Okay, what am I doing? Writing a blog, which all my friends said I should -- but I hated the idea. "More white noise" was always my response to the idea of a blog. But now I have too much time on my hands, and I was laid-off, and my landlord wants me to move out because I wasn't paid that well when I worked -- so rent was a monthly battle.
So -- what the fuck? Now is a good time to start a blog.
I'm a cook. Or better yet, as Steven Seagal said as he cocked a gun in the movie "Under Siege" -- 'Well, I also cook." Well, I also cook. My main reason to live on this planet is that I write. But I love to cook. It is my career. And I've cooked in some of the finest places in America. Which lead me to the idea of this blog. I've cooked in great places, yet I still have to struggle to find a job (I was laid off my last place so they could save on labor costs. And I'm not mad about it. Business is business, not personal -- that's what my daddy taught me).
But I find it tough. Even with my skill, I still have to prove with every waking moment that I can do what I can do. I have to "stage" (A French word for working for free) to prove I can do what I can already do, in case that restaurant wants to hire me. I was a Sous Chef, two times, yet I still have to mop floors and do crap shit to prove I am a fucking CHEF.
But that's how this business works. And I accept that.

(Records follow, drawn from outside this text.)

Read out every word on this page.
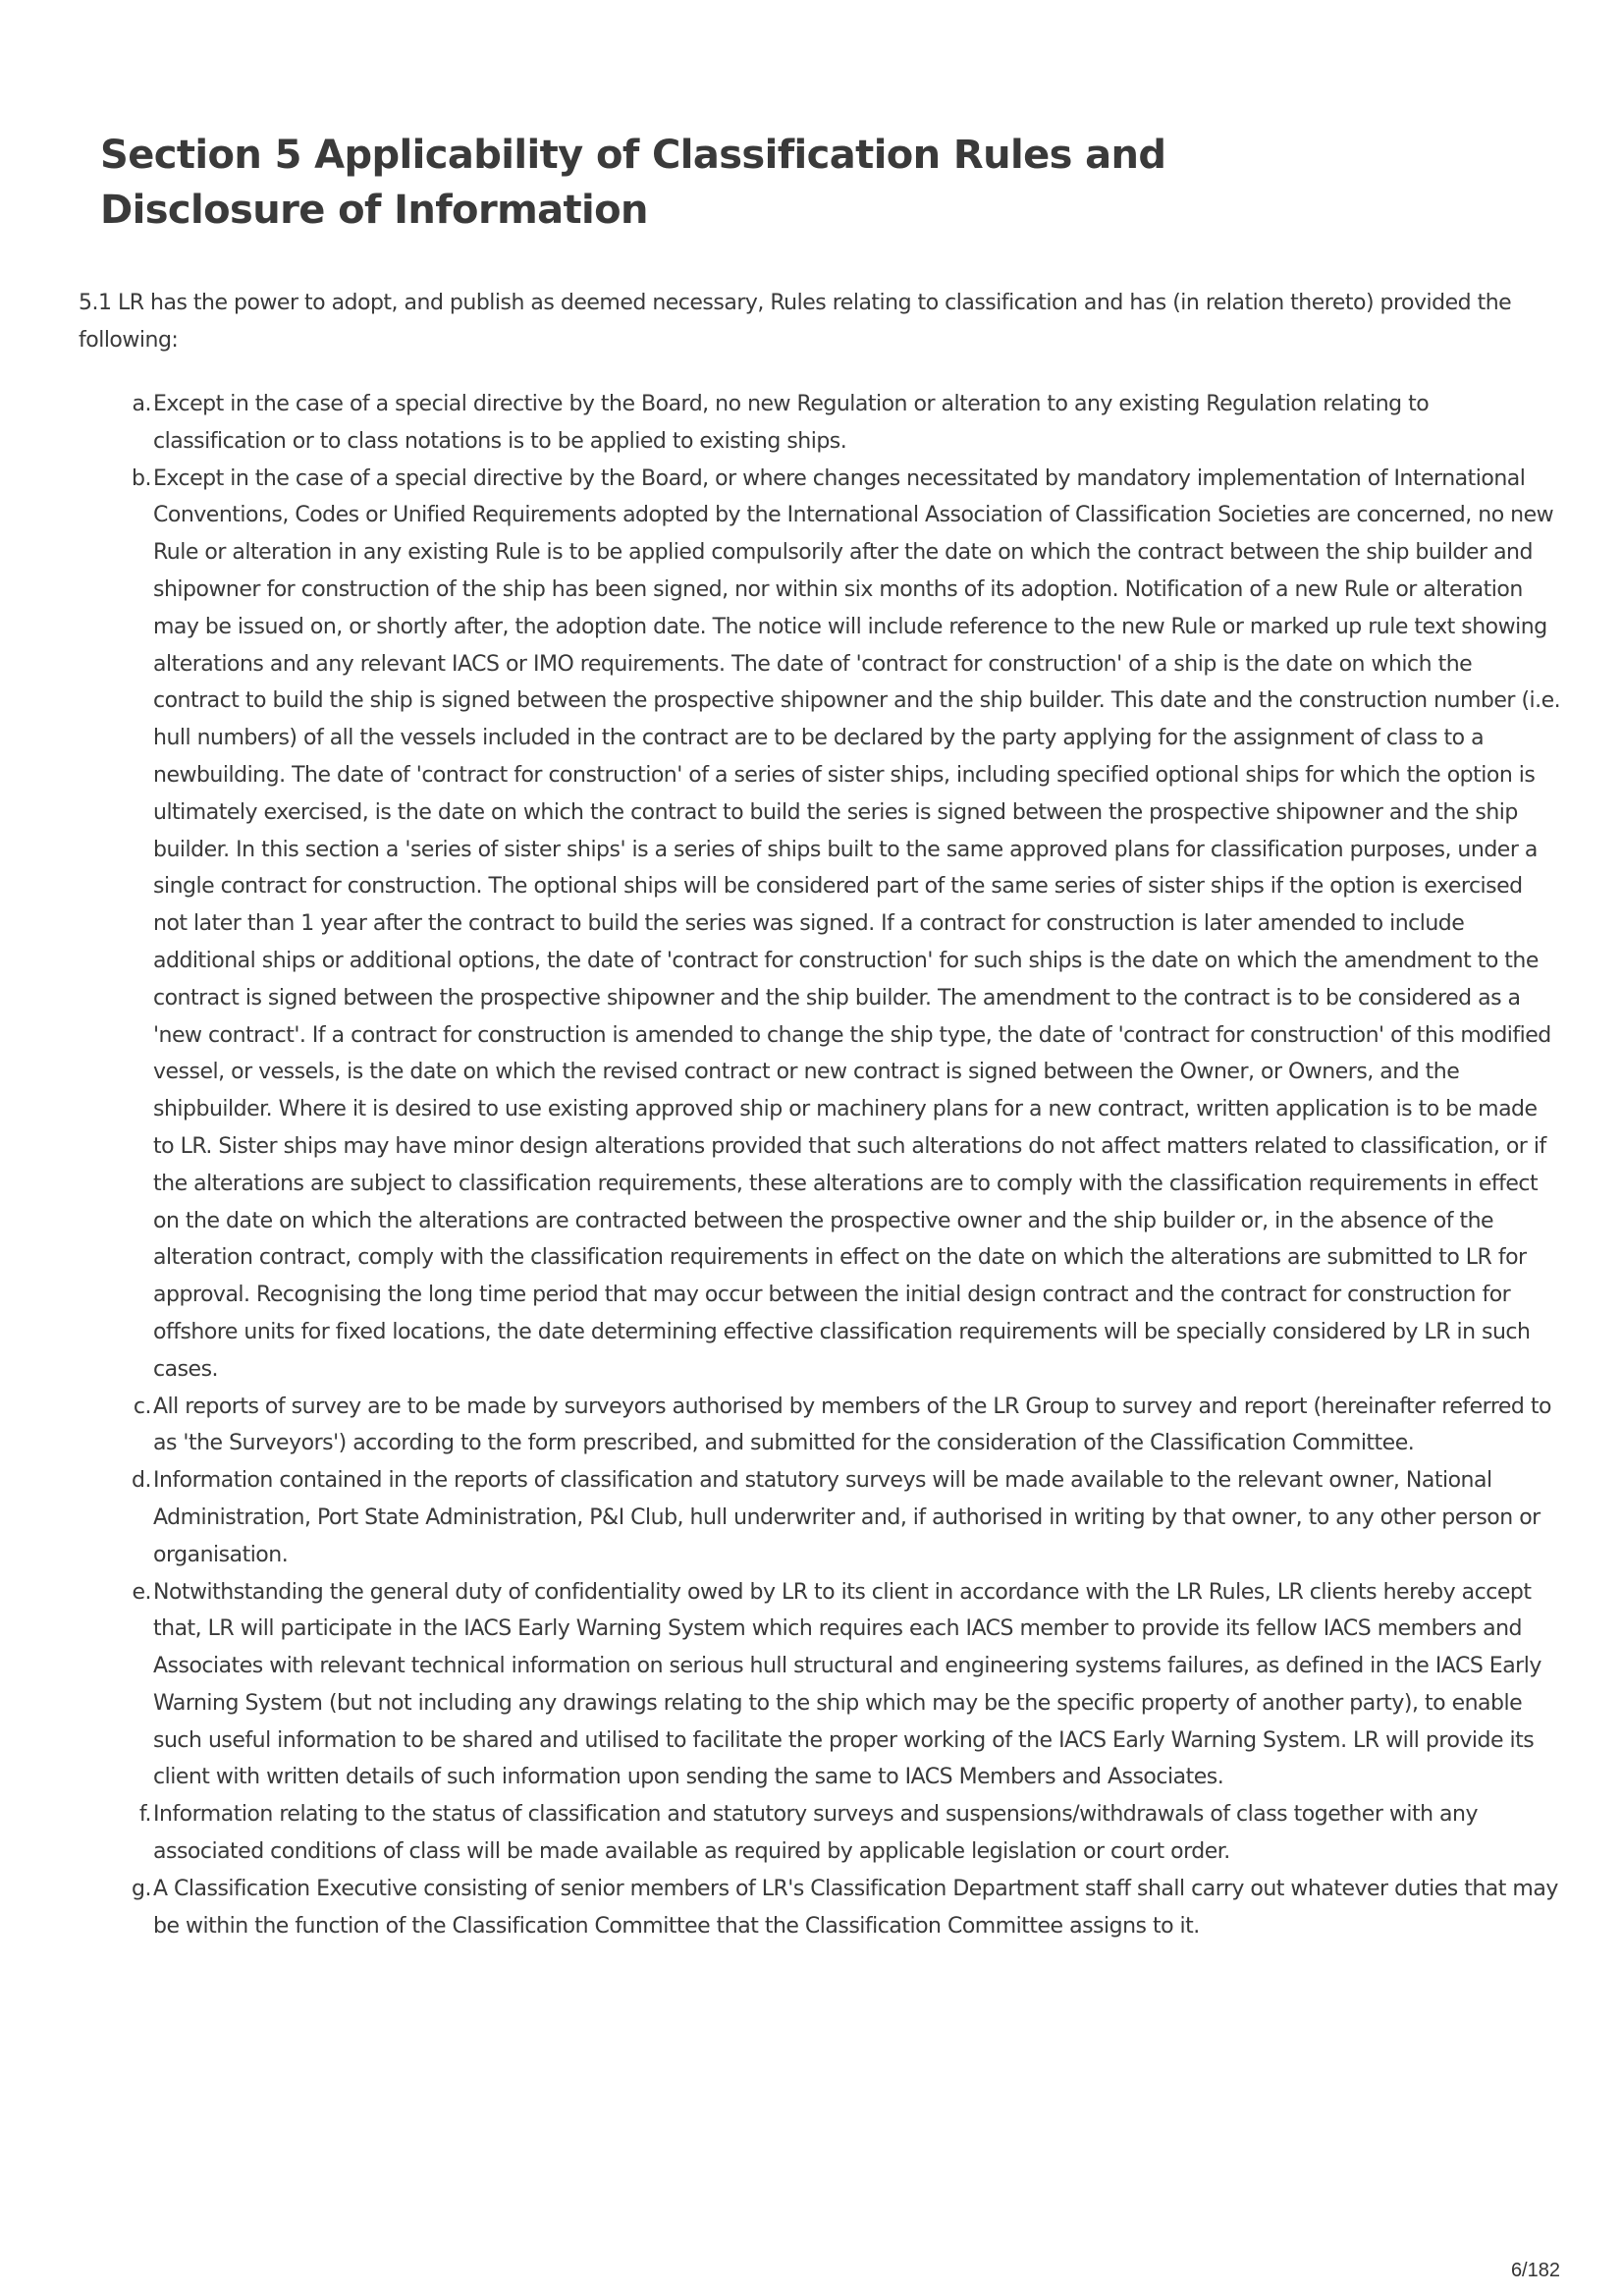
Section 5 Applicability of Classification Rules and Disclosure of Information

5.1 LR has the power to adopt, and publish as deemed necessary, Rules relating to classification and has (in relation thereto) provided the following:

a. Except in the case of a special directive by the Board, no new Regulation or alteration to any existing Regulation relating to classification or to class notations is to be applied to existing ships.
b. Except in the case of a special directive by the Board, or where changes necessitated by mandatory implementation of International Conventions, Codes or Unified Requirements adopted by the International Association of Classification Societies are concerned, no new Rule or alteration in any existing Rule is to be applied compulsorily after the date on which the contract between the ship builder and shipowner for construction of the ship has been signed, nor within six months of its adoption. Notification of a new Rule or alteration may be issued on, or shortly after, the adoption date. The notice will include reference to the new Rule or marked up rule text showing alterations and any relevant IACS or IMO requirements. The date of 'contract for construction' of a ship is the date on which the contract to build the ship is signed between the prospective shipowner and the ship builder. This date and the construction number (i.e. hull numbers) of all the vessels included in the contract are to be declared by the party applying for the assignment of class to a newbuilding. The date of 'contract for construction' of a series of sister ships, including specified optional ships for which the option is ultimately exercised, is the date on which the contract to build the series is signed between the prospective shipowner and the ship builder. In this section a 'series of sister ships' is a series of ships built to the same approved plans for classification purposes, under a single contract for construction. The optional ships will be considered part of the same series of sister ships if the option is exercised not later than 1 year after the contract to build the series was signed. If a contract for construction is later amended to include additional ships or additional options, the date of 'contract for construction' for such ships is the date on which the amendment to the contract is signed between the prospective shipowner and the ship builder. The amendment to the contract is to be considered as a 'new contract'. If a contract for construction is amended to change the ship type, the date of 'contract for construction' of this modified vessel, or vessels, is the date on which the revised contract or new contract is signed between the Owner, or Owners, and the shipbuilder. Where it is desired to use existing approved ship or machinery plans for a new contract, written application is to be made to LR. Sister ships may have minor design alterations provided that such alterations do not affect matters related to classification, or if the alterations are subject to classification requirements, these alterations are to comply with the classification requirements in effect on the date on which the alterations are contracted between the prospective owner and the ship builder or, in the absence of the alteration contract, comply with the classification requirements in effect on the date on which the alterations are submitted to LR for approval. Recognising the long time period that may occur between the initial design contract and the contract for construction for offshore units for fixed locations, the date determining effective classification requirements will be specially considered by LR in such cases.
c. All reports of survey are to be made by surveyors authorised by members of the LR Group to survey and report (hereinafter referred to as 'the Surveyors') according to the form prescribed, and submitted for the consideration of the Classification Committee.
d. Information contained in the reports of classification and statutory surveys will be made available to the relevant owner, National Administration, Port State Administration, P&I Club, hull underwriter and, if authorised in writing by that owner, to any other person or organisation.
e. Notwithstanding the general duty of confidentiality owed by LR to its client in accordance with the LR Rules, LR clients hereby accept that, LR will participate in the IACS Early Warning System which requires each IACS member to provide its fellow IACS members and Associates with relevant technical information on serious hull structural and engineering systems failures, as defined in the IACS Early Warning System (but not including any drawings relating to the ship which may be the specific property of another party), to enable such useful information to be shared and utilised to facilitate the proper working of the IACS Early Warning System. LR will provide its client with written details of such information upon sending the same to IACS Members and Associates.
f. Information relating to the status of classification and statutory surveys and suspensions/withdrawals of class together with any associated conditions of class will be made available as required by applicable legislation or court order.
g. A Classification Executive consisting of senior members of LR's Classification Department staff shall carry out whatever duties that may be within the function of the Classification Committee that the Classification Committee assigns to it.
6/182
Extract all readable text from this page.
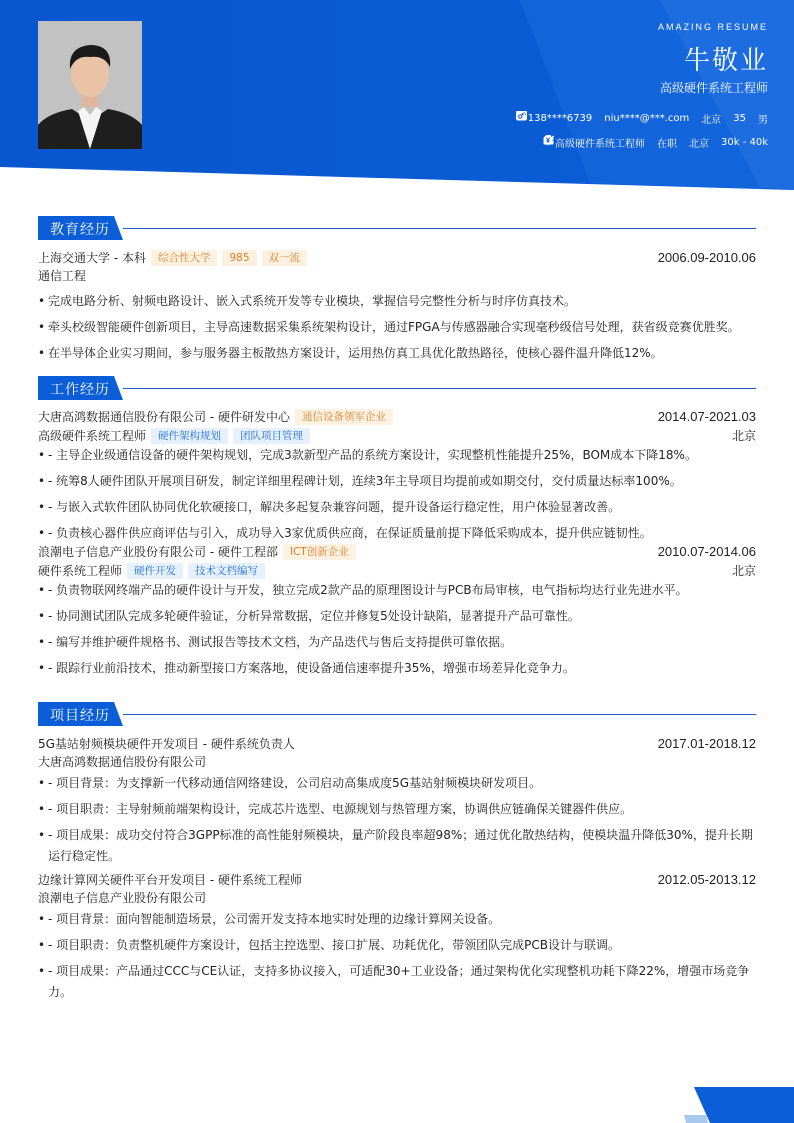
AMAZING RESUME
牛敬业
高级硬件系统工程师
138****6739 niu****@***.com 北京 35 男
高级硬件系统工程师 在职 北京 30k - 40k
教育经历
上海交通大学 - 本科	综合性大学	985	双一流	2006.09-2010.06
通信工程
• 完成电路分析、射频电路设计、嵌入式系统开发等专业模块，掌握信号完整性分析与时序仿真技术。
• 牵头校级智能硬件创新项目，主导高速数据采集系统架构设计，通过FPGA与传感器融合实现毫秒级信号处理，获省级竞赛优胜奖。
• 在半导体企业实习期间，参与服务器主板散热方案设计，运用热仿真工具优化散热路径，使核心器件温升降低12%。
工作经历
大唐高鸿数据通信股份有限公司 - 硬件研发中心	通信设备领军企业	2014.07-2021.03
高级硬件系统工程师	硬件架构规划	团队项目管理	北京
• - 主导企业级通信设备的硬件架构规划，完成3款新型产品的系统方案设计，实现整机性能提升25%，BOM成本下降18%。
• - 统筹8人硬件团队开展项目研发，制定详细里程碑计划，连续3年主导项目均提前或如期交付，交付质量达标率100%。
• - 与嵌入式软件团队协同优化软硬接口，解决多起复杂兼容问题，提升设备运行稳定性，用户体验显著改善。
• - 负责核心器件供应商评估与引入，成功导入3家优质供应商，在保证质量前提下降低采购成本，提升供应链韧性。
浪潮电子信息产业股份有限公司 - 硬件工程部	ICT创新企业	2010.07-2014.06
硬件系统工程师	硬件开发	技术文档编写	北京
• - 负责物联网终端产品的硬件设计与开发，独立完成2款产品的原理图设计与PCB布局审核，电气指标均达行业先进水平。
• - 协同测试团队完成多轮硬件验证，分析异常数据，定位并修复5处设计缺陷，显著提升产品可靠性。
• - 编写并维护硬件规格书、测试报告等技术文档，为产品迭代与售后支持提供可靠依据。
• - 跟踪行业前沿技术，推动新型接口方案落地，使设备通信速率提升35%，增强市场差异化竞争力。
项目经历
5G基站射频模块硬件开发项目 - 硬件系统负责人	2017.01-2018.12
大唐高鸿数据通信股份有限公司
• - 项目背景：为支撑新一代移动通信网络建设，公司启动高集成度5G基站射频模块研发项目。
• - 项目职责：主导射频前端架构设计，完成芯片选型、电源规划与热管理方案，协调供应链确保关键器件供应。
• - 项目成果：成功交付符合3GPP标准的高性能射频模块，量产阶段良率超98%；通过优化散热结构，使模块温升降低30%，提升长期运行稳定性。
边缘计算网关硬件平台开发项目 - 硬件系统工程师	2012.05-2013.12
浪潮电子信息产业股份有限公司
• - 项目背景：面向智能制造场景，公司需开发支持本地实时处理的边缘计算网关设备。
• - 项目职责：负责整机硬件方案设计，包括主控选型、接口扩展、功耗优化，带领团队完成PCB设计与联调。
• - 项目成果：产品通过CCC与CE认证，支持多协议接入，可适配30+工业设备；通过架构优化实现整机功耗下降22%，增强市场竞争力。
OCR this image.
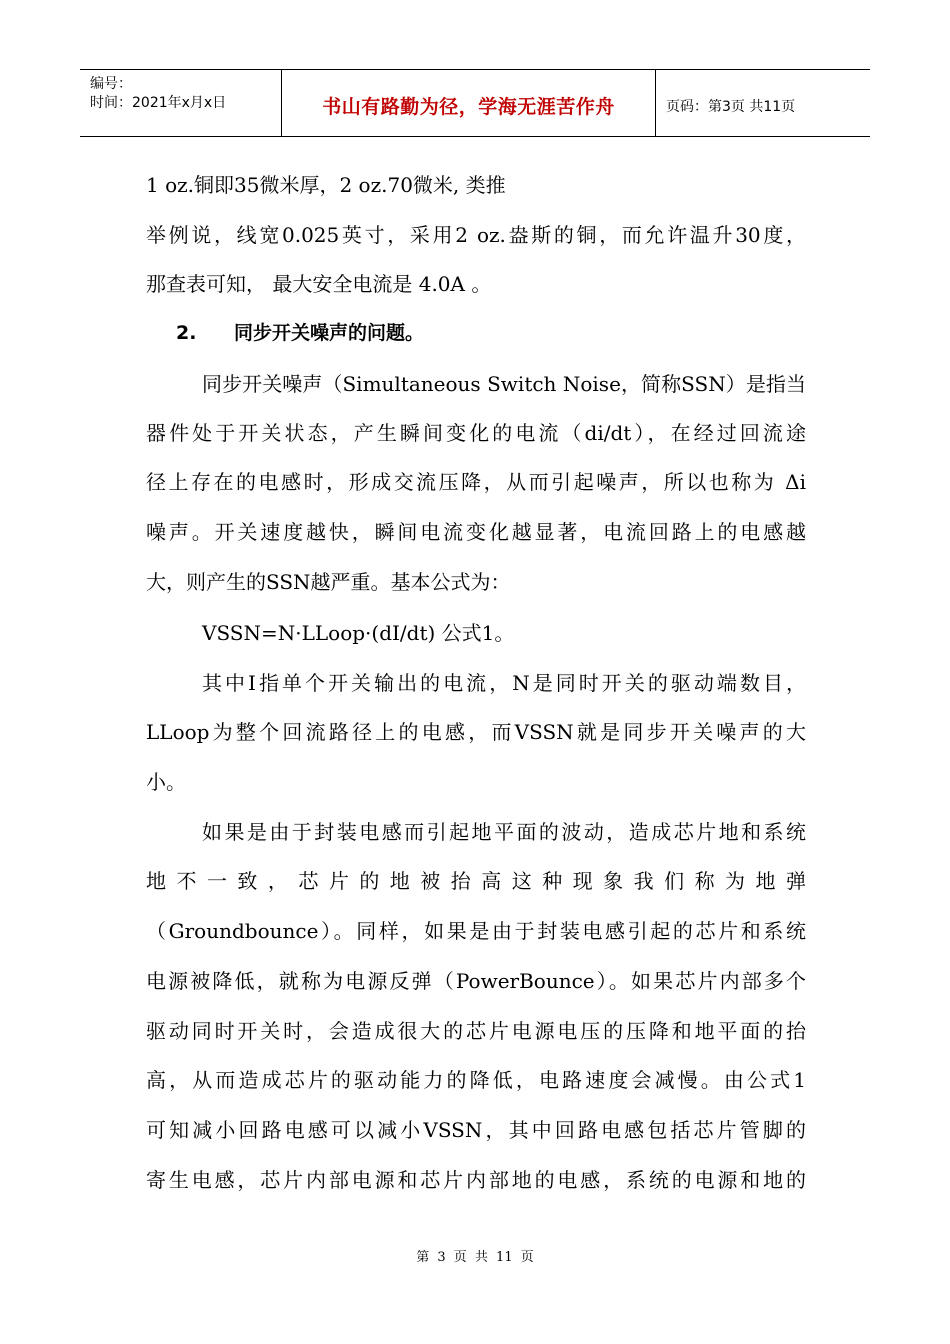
编号：
时间：2021年x月x日	书山有路勤为径，学海无涯苦作舟	页码：第3页 共11页
1 oz.铜即35微米厚，2 oz.70微米, 类推
举例说，线宽0.025英寸，采用2 oz.盎斯的铜，而允许温升30度，
那查表可知， 最大安全电流是 4.0A 。
2. 同步开关噪声的问题。
同步开关噪声（Simultaneous Switch Noise，简称SSN）是指当
器件处于开关状态，产生瞬间变化的电流（di/dt），在经过回流途
径上存在的电感时，形成交流压降，从而引起噪声，所以也称为 Δi
噪声。开关速度越快，瞬间电流变化越显著，电流回路上的电感越
大，则产生的SSN越严重。基本公式为：
VSSN=N·LLoop·(dI/dt) 公式1。
其中I指单个开关输出的电流，N是同时开关的驱动端数目，
LLoop为整个回流路径上的电感，而VSSN就是同步开关噪声的大
小。
如果是由于封装电感而引起地平面的波动，造成芯片地和系统
地不一致，芯片的地被抬高这种现象我们称为地弹
（Groundbounce）。同样，如果是由于封装电感引起的芯片和系统
电源被降低，就称为电源反弹（PowerBounce）。如果芯片内部多个
驱动同时开关时，会造成很大的芯片电源电压的压降和地平面的抬
高，从而造成芯片的驱动能力的降低，电路速度会减慢。由公式1
可知减小回路电感可以减小VSSN，其中回路电感包括芯片管脚的
寄生电感，芯片内部电源和芯片内部地的电感，系统的电源和地的
第 3 页 共 11 页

So this blog now exists to chronicle my weekly struggle in the restaurant business. Dealing with the attitudes, and good interviews that lead no where, and dealing with potential bosses who think they are better than who they are, and those who offer crap pay like it is some god-send to work at their places.
What The Fuck? It's the restaurant business. Not fucking rocket science or genetic engineering (which I almost chose as a career. So yes -- I'm really fucking smart). Why does every one in the restaurant business treat everyone so badly? Fuck all of you!
But there are exceptions. Thus the name of my blog. Charlie Trotter. A guy who attended my main rival high school back in the 1970s. A guy who went to a rival Big Ten school for college. A guy who got the SAME degree I did. Yet, I didn't want to cook then (even though my mother suggested I should), I went into advertising, then became a fiction writer. Fell ass-backwards into cooking when I was in my early 40s. But this guy who lived almost a mirror life to mine that I had always heard about (in the corners of people talking) who was named Charlie Trotter.
When I moved back from the East Coast, his name was like God. Charlie Trotter, best restaurant in the city. Charlie Trotter, spawned many of the best chefs in the country. Charlie Trotter, self taught chef that changed the landscape or food. I could be Charlie Trotter. Or he could be me. But in the end, we both want the same thing -- the best food for people.
Unluckily I find that's not true for most everyone else. So I'm searching for Charlie Trotter. I'm hoping to make the best food I can make. And it's not about food cost or labor budgets or some other bullshit reason to cut costs for maximum profits.
I just care about making an incredible fucking meal. Why is such an idea so hard to understand?